Tarihsel toplumsal şartlar, o şartlarda biçimlenmiş örgütsel yapılar, çoğu noktada birbirlerinden ayrı yürüttüler bu mücadeleyi. Aynı ortak düşmana karşı ayrı örgütsel yapılarda ayrı savaştılar. Çoğu zaman öznel olarak farklı yerlerde durdular, ama Birleşik Devrim’in ortak değerleriydiler. Nesnel hareketin kendisi her adımda bu tarihsel gerçekliği bize tekrar tekrar hatırlattı. En nihayetinde iradi olarak da tek bir cephede birleşmeye başladı Birleşik Devrim’in farklı bileşenleri.

60’lı yıllarda birleşik bir sosyalist hareket doğdu. Yasalcı oportünist kabukla sarılı bir hareketti ama, “eski tüfeklerin” uzun yıllar dağınık ve etkisiz mücadelesinden sonra ilk kez geniş yığınlarla buluşan, maddi bir güç haline gelen bir sosyalist hareketti. “Üç fidan”ın, Mahirler’in, İbo’nun, tek kelimeyle tüm o devrimci önderler kuşağının içinden çıktığı hareket idi. Bu birleşik hareket, gelişip güçlendiğinde parçalara ayrıştı. Pek çok devrimci örgüt doğdu bu tek kökten. İki ülke devriminin birleşik karakteri, nesnel bir eğilim olarak, kendini sürekli dayattı. Ve nihayetinde bugün, yeniden güçlü bir birleşik hareket olma doğrultusunda ilerliyor.

Bu açıdan baktığımızda Denizler, Dörtler, Haki Kare, İbrahim, Mayıs şehitleri… ve kuşkusuz diğer tüm ölümsüzleşen savaşçılar, hepsi, bu Birleşik Devrim’in ortak harcıdırlar. Ortak değerlerimizdir. Bu kavga onlardan aldığı savaşçı ruhla zafere ulaşacak.

 

Buradan hareketle, AKP-MHP iktidarının salgınla birlikte geniş emekçilere, Kürtlere, Alevilere, kadın ve LGBTİ+lara yönelik yaşama geçirdiği politikalar karşısında devrimci, demokratik güçlere düşen görevler nedir?

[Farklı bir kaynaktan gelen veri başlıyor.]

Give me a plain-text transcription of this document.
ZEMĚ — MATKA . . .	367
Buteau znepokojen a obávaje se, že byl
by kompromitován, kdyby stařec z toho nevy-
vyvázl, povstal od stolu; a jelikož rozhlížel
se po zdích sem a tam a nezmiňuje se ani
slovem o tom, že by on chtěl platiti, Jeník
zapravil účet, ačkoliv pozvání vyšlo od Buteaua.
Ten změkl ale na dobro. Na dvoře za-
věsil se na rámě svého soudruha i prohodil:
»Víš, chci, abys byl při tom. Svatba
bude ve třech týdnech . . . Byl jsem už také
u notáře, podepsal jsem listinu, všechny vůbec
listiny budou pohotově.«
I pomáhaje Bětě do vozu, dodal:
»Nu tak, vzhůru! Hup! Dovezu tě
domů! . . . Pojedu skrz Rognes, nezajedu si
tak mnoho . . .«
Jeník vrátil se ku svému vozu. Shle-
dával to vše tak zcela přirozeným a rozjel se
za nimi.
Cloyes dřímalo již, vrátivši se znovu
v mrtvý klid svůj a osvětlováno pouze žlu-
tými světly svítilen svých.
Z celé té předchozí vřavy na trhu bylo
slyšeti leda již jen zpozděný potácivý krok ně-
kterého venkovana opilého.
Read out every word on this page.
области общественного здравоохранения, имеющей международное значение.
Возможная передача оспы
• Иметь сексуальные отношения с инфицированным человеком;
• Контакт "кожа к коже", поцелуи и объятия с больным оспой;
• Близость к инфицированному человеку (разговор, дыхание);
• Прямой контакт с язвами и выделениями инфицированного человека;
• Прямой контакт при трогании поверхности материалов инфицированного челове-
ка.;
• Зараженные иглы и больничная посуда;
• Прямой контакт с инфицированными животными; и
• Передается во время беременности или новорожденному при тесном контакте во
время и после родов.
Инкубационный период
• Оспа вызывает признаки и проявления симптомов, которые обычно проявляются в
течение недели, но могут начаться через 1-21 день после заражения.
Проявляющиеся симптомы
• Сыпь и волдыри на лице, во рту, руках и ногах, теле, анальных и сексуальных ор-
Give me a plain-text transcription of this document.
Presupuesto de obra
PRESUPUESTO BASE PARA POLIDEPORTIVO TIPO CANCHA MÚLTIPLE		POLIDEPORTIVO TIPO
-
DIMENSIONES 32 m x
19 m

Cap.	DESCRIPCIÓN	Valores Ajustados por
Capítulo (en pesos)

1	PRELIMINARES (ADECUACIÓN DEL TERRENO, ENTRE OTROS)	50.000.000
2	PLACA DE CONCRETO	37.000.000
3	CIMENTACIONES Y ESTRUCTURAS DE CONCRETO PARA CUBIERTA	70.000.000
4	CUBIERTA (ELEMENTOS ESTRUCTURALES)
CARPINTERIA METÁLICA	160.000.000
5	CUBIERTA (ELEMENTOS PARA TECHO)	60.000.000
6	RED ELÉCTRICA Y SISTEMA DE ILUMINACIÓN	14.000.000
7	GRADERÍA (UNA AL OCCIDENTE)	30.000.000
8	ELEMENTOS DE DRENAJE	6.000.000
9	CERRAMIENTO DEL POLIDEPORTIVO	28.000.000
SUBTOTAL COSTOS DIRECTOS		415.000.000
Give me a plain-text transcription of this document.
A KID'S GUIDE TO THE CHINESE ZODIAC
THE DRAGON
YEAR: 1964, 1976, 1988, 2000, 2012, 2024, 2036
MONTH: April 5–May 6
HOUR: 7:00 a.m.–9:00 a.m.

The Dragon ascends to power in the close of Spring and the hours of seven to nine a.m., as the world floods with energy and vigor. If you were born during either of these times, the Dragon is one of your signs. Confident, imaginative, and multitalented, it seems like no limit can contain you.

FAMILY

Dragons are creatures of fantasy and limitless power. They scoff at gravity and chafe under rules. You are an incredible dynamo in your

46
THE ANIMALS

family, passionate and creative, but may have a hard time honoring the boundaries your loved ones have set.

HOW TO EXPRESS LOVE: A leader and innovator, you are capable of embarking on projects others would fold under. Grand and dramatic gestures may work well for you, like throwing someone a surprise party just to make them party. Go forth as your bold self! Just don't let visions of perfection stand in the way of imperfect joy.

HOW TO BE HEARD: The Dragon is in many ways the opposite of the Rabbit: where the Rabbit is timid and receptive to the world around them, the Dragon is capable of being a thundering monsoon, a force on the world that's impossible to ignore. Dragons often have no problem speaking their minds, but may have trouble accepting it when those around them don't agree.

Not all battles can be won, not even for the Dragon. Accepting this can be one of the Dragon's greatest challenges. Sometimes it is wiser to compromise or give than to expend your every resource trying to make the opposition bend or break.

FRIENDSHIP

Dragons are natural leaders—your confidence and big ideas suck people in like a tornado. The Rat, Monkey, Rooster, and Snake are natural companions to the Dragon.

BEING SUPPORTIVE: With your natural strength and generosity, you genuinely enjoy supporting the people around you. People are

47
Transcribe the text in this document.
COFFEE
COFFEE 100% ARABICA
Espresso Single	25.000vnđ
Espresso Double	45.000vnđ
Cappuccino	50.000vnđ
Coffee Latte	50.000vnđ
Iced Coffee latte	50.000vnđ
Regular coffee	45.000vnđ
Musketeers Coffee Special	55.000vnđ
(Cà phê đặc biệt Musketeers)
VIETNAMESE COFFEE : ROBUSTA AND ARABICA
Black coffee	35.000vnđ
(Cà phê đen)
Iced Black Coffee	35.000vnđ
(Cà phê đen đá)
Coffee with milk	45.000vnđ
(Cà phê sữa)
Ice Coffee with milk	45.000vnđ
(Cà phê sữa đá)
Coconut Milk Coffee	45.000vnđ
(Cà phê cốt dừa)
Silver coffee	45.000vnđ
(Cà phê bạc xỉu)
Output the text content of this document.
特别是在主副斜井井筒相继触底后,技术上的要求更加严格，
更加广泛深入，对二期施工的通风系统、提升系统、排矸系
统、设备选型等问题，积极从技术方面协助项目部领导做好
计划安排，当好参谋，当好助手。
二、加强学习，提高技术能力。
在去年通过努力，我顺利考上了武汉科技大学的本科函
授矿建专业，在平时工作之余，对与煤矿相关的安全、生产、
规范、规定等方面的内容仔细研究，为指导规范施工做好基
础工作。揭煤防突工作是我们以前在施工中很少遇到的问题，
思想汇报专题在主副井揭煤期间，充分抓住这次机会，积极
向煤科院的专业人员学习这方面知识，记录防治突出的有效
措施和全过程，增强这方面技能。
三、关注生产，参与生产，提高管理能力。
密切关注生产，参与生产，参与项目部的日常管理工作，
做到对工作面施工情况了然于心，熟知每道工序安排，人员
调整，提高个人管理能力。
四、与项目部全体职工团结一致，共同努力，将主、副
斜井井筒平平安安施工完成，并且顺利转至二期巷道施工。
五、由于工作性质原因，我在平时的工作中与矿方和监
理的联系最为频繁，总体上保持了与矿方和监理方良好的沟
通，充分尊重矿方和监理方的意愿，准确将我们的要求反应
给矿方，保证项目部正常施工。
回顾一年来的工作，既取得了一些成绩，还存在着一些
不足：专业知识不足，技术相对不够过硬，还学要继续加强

Yayınlarımızda sürekli vurguladığımız noktalar var. Dinci faşist iktidarın ve faşist devletin bu azgın saldırganlığı, güçlülük değil, tamamen bir çöküşün, güçsüzlüğün sonucu. Egemenliğini yitiren, artık egemen olamayan bir sınıfın salt çıplak zor ile ayakta kalma çabası. Toplumun tüm emekçi kesimleri, giderek daha da küçülen bir avuç azınlığın dışındaki geniş yığınlar bu saldırılardan payını alıyor. Tek tek saymakla bitiremeyeceğimiz davranış, açıklama, skandal, çürüme, saldırı söz konusu. Çoğu zaman saçmalık düzeyine varan, on milyonları çileden çıkaran türden şeyler bunlar.

Bütün bunların sayısız örneğini her gün basında, sosyal medyada görüyoruz.

Kimileri buradan hareketle sürekli sorunu sandığa, seçimlere havale ediyor. Anketler yayımlayıp “eriyorlar, bitiyorlar, gidecekler” üzerinden devrimci demokratik güçleri bir beklentiye, pasif bir konuma sürüklemeye çalışıyor. Uzun boylu tartışmanın gereği yok. Bu, çıkışı olmayan bir yoldur. Yukarıda bahsettiğimiz, bu topraklardaki birleşik sosyalist hareketin ilk döneminin, o çocukluk döneminin oportünist hastalığıdır.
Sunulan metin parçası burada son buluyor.